Towards the beginning of 1810, his wife Doña María de los Ángeles Rodríguez y Calderón de la Barca took a legal action against the father of her fiancé Don Juan de Canaveris for denying her consent to marry him. This trial was carried out by the Notary Mayor of Government José Ramón Basavilbaso, and included among other witnesses Don Miguel de Azcuenaga.

Most of the children of Manuel Canaveris were linked to military families. His son, Sinforoso Canaveri Rodríguez served as lieutenant in the Batallón de Voluntarios Rebajados of Buenos Aires, under the command of Colonel Joaquín María Ramiro. His sixth child Rufino Canaveris, was married in the first nuptials with Cirila Borda, daughter of Vicente Borda, a Lieutenant who served in the Regimiento de Artillería Volante.

His son-in-law Juan Ángel Michelena, was an officer of the Argentine army, who reached the rank of lieutenant colonel in 1852. He took an active part in the
Liberating Expedition of Peru, participating in the Battle of Torata and Battle of Moquegua, where he was taken prisoner.

Manuel Canaveris was also related to Francisco Pelliza, a patriot who served under Manuel Belgrano in the Army of the North.

In 1879, Colonel Tomás O'Gorman attended as godfather at the wedding of his great-granddaughter María Luisa Canaveri with Sergeant Major Damián Vera, a military man who participated in the War of the Triple Alliance.

Camilo Alejo Canavery, a great-grandson of Manuel Canaveris, was a lawyer who joined the rebel forces of the Civic Union during the Revolution of the Park.
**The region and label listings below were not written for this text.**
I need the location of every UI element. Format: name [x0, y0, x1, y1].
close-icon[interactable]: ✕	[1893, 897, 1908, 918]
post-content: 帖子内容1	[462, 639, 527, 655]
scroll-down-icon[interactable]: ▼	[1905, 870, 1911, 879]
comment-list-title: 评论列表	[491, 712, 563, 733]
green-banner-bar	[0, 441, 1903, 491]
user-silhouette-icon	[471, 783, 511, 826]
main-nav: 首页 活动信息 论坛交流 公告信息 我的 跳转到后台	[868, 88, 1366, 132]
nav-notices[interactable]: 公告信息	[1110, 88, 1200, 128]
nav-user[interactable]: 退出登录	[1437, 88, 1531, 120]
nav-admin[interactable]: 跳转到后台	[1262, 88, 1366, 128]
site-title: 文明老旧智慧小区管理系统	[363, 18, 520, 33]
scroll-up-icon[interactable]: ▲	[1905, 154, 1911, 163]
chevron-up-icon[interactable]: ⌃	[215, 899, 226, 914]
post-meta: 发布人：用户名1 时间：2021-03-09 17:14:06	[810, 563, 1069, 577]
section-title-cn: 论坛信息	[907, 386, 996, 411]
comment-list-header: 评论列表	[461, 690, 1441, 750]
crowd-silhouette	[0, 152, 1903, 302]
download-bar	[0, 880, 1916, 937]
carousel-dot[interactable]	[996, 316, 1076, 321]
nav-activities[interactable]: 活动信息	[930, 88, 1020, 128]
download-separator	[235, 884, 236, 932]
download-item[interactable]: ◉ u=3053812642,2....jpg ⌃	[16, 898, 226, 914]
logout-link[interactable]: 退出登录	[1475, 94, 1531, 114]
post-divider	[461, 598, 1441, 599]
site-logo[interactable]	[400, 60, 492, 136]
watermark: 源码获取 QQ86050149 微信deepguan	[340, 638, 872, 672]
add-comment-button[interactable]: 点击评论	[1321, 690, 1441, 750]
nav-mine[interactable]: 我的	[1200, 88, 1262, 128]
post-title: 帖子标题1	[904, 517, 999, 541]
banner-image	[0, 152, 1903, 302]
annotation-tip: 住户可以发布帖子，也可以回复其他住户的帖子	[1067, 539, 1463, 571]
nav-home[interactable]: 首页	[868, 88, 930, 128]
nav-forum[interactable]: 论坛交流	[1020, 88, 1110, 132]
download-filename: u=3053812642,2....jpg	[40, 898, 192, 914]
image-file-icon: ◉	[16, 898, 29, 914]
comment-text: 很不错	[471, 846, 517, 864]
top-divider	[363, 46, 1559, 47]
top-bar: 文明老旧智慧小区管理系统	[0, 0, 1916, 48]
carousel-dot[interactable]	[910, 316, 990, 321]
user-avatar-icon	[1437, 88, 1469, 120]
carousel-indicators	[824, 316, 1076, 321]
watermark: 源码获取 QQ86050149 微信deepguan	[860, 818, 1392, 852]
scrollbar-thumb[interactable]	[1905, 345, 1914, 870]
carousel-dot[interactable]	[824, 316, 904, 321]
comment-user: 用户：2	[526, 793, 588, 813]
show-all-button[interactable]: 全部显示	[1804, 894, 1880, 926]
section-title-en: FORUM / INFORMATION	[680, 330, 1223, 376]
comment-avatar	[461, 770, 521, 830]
He served as attorney of José Camilo Crotto, governor of Buenos Aires Province between 1918 and 1921.

Like his ancestors, Manuel Canaveri 's family were fervent Christians. Most of his children and grandchildren were married or baptized in the Parish of Monserrat, including Guillermo Canavery, born on June 25, 1861, and baptized with that name in honor of Guillaume de Verceil. His great-grandson, Virginio Canaveris was baptized on November 8, 1867, in the Parroquia Nuestra Señora de la Piedad, being his godson Manuel Terry Marmol, belonging to the Terry family.

A few branches of their descendants were established or born in the neighborhoods of San Cristóbal, Vélez Sársfield, Nueva Chicago and Nueva Pompeya, but also in rural areas like Lincoln and Olavarría, place where a street with its surname is located. His last distinguished branches of his paternal lineage were the Canaveris Trillo, Canaveris Panelo, Canavery Flores, Canavery Andrade, Canavery de Alvarado Périchon and the marriage of his great-grandson Saturnino Canaveri with Carmen Canavery, daughter of Adolfo Canavery and Carmen Martinez.